Public Health Sudbury & Districts made the announcement in a news release Friday morning after first being informed that a highly-transmissible strain of the COVID-19 variant was detected in the area on Jan. 24.

The individual has travelled internationally, which triggered the extra variant screening that is completed in two parts. The first to identify a mutation of COVID-19, the second uses genome sequencing to determine the exact strain.

Dr. Penny Sutcliffe, the medical officer of health for the Sudbury and Manitoulin Districts, said the variant spreads in the same way but is much more infectious.

"This can result in more cases, which means that more people could become seriously ill, while others may lose their lives," Sutcliffe said. "The key message to slow the spread as long as possible is that we must ramp up our prevention measures and truly limit or even avoid our contact with people outside of our own household."

This as the fourth week of the Ontario-wide stay-at-home orders begins.

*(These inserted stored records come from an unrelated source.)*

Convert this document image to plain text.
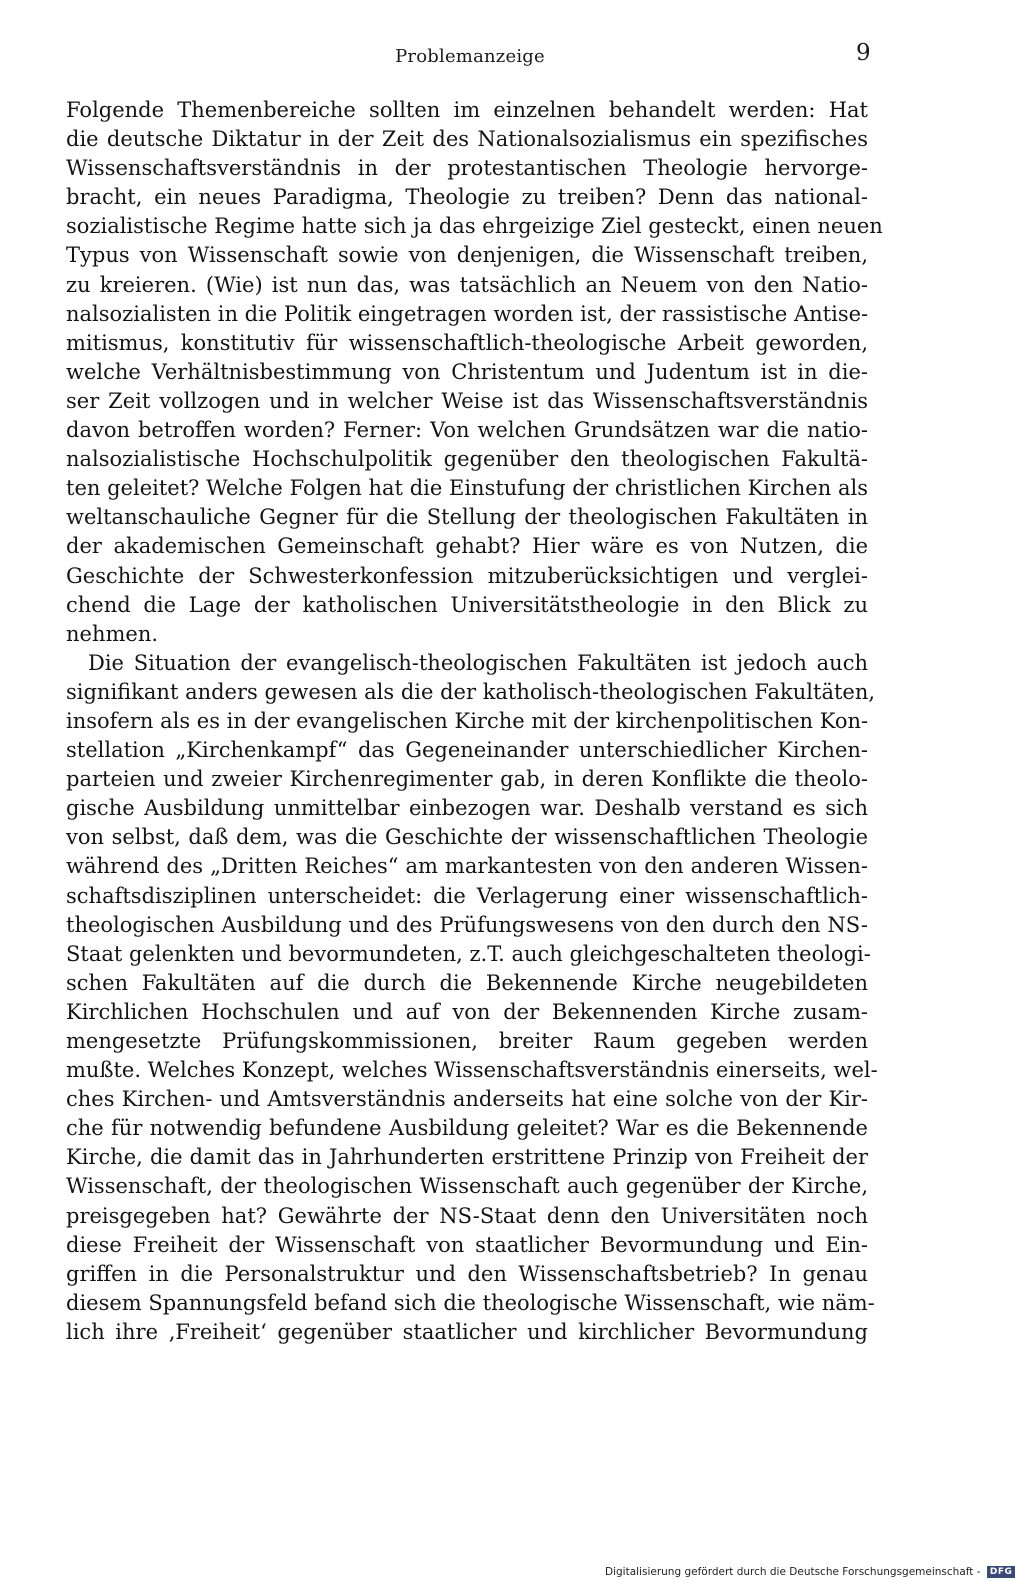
Problemanzeige	9
Folgende Themenbereiche sollten im einzelnen behandelt werden: Hat
die deutsche Diktatur in der Zeit des Nationalsozialismus ein spezifisches
Wissenschaftsverständnis in der protestantischen Theologie hervorge-
bracht, ein neues Paradigma, Theologie zu treiben? Denn das national-
sozialistische Regime hatte sich ja das ehrgeizige Ziel gesteckt, einen neuen
Typus von Wissenschaft sowie von denjenigen, die Wissenschaft treiben,
zu kreieren. (Wie) ist nun das, was tatsächlich an Neuem von den Natio-
nalsozialisten in die Politik eingetragen worden ist, der rassistische Antise-
mitismus, konstitutiv für wissenschaftlich-theologische Arbeit geworden,
welche Verhältnisbestimmung von Christentum und Judentum ist in die-
ser Zeit vollzogen und in welcher Weise ist das Wissenschaftsverständnis
davon betroffen worden? Ferner: Von welchen Grundsätzen war die natio-
nalsozialistische Hochschulpolitik gegenüber den theologischen Fakultä-
ten geleitet? Welche Folgen hat die Einstufung der christlichen Kirchen als
weltanschauliche Gegner für die Stellung der theologischen Fakultäten in
der akademischen Gemeinschaft gehabt? Hier wäre es von Nutzen, die
Geschichte der Schwesterkonfession mitzuberücksichtigen und verglei-
chend die Lage der katholischen Universitätstheologie in den Blick zu
nehmen.
Die Situation der evangelisch-theologischen Fakultäten ist jedoch auch
signifikant anders gewesen als die der katholisch-theologischen Fakultäten,
insofern als es in der evangelischen Kirche mit der kirchenpolitischen Kon-
stellation „Kirchenkampf“ das Gegeneinander unterschiedlicher Kirchen-
parteien und zweier Kirchenregimenter gab, in deren Konflikte die theolo-
gische Ausbildung unmittelbar einbezogen war. Deshalb verstand es sich
von selbst, daß dem, was die Geschichte der wissenschaftlichen Theologie
während des „Dritten Reiches“ am markantesten von den anderen Wissen-
schaftsdisziplinen unterscheidet: die Verlagerung einer wissenschaftlich-
theologischen Ausbildung und des Prüfungswesens von den durch den NS-
Staat gelenkten und bevormundeten, z.T. auch gleichgeschalteten theologi-
schen Fakultäten auf die durch die Bekennende Kirche neugebildeten
Kirchlichen Hochschulen und auf von der Bekennenden Kirche zusam-
mengesetzte Prüfungskommissionen, breiter Raum gegeben werden
mußte. Welches Konzept, welches Wissenschaftsverständnis einerseits, wel-
ches Kirchen- und Amtsverständnis anderseits hat eine solche von der Kir-
che für notwendig befundene Ausbildung geleitet? War es die Bekennende
Kirche, die damit das in Jahrhunderten erstrittene Prinzip von Freiheit der
Wissenschaft, der theologischen Wissenschaft auch gegenüber der Kirche,
preisgegeben hat? Gewährte der NS-Staat denn den Universitäten noch
diese Freiheit der Wissenschaft von staatlicher Bevormundung und Ein-
griffen in die Personalstruktur und den Wissenschaftsbetrieb? In genau
diesem Spannungsfeld befand sich die theologische Wissenschaft, wie näm-
lich ihre ‚Freiheit‘ gegenüber staatlicher und kirchlicher Bevormundung
Digitalisierung gefördert durch die Deutsche Forschungsgemeinschaft - DFG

"Public health has been notified of three further possible cases in individuals in our area," the health unit said. "Two are individuals who had returned from international travel who were completing quarantine. The other is in an individual who was self-isolating as a contact of a known case of a COVID-19 variant of concern (VOC) in another public health unit jurisdiction. Further confirmatory sequencing of these three additional samples is underway."

Health officials said early evidence is showing the COVID-19 vaccines are expected to be effective against the B.1.1.7. variant.

The World Health Organization is discouraging the use of attaching countries to the names of various variants, such as U.K. and South African, to avoid perpetuating discrimination and negative connotations against those countries.

Despite the Ontario-wide lockdown that began on Dec. 26, northeastern Ontario has had 682 new infections of COVID-19 confirmed and 556 cases resolved, including 21 deaths since Jan. 11.

As of Thursday at 4 p.m., northeastern Ontario had 156 active cases of COVID-19 after eight new infections were confirmed and 27 cases resolved.

In the Sudbury and Manitoulin Districts, there are 56 active COVID-19 infections as of Thursday afternoon.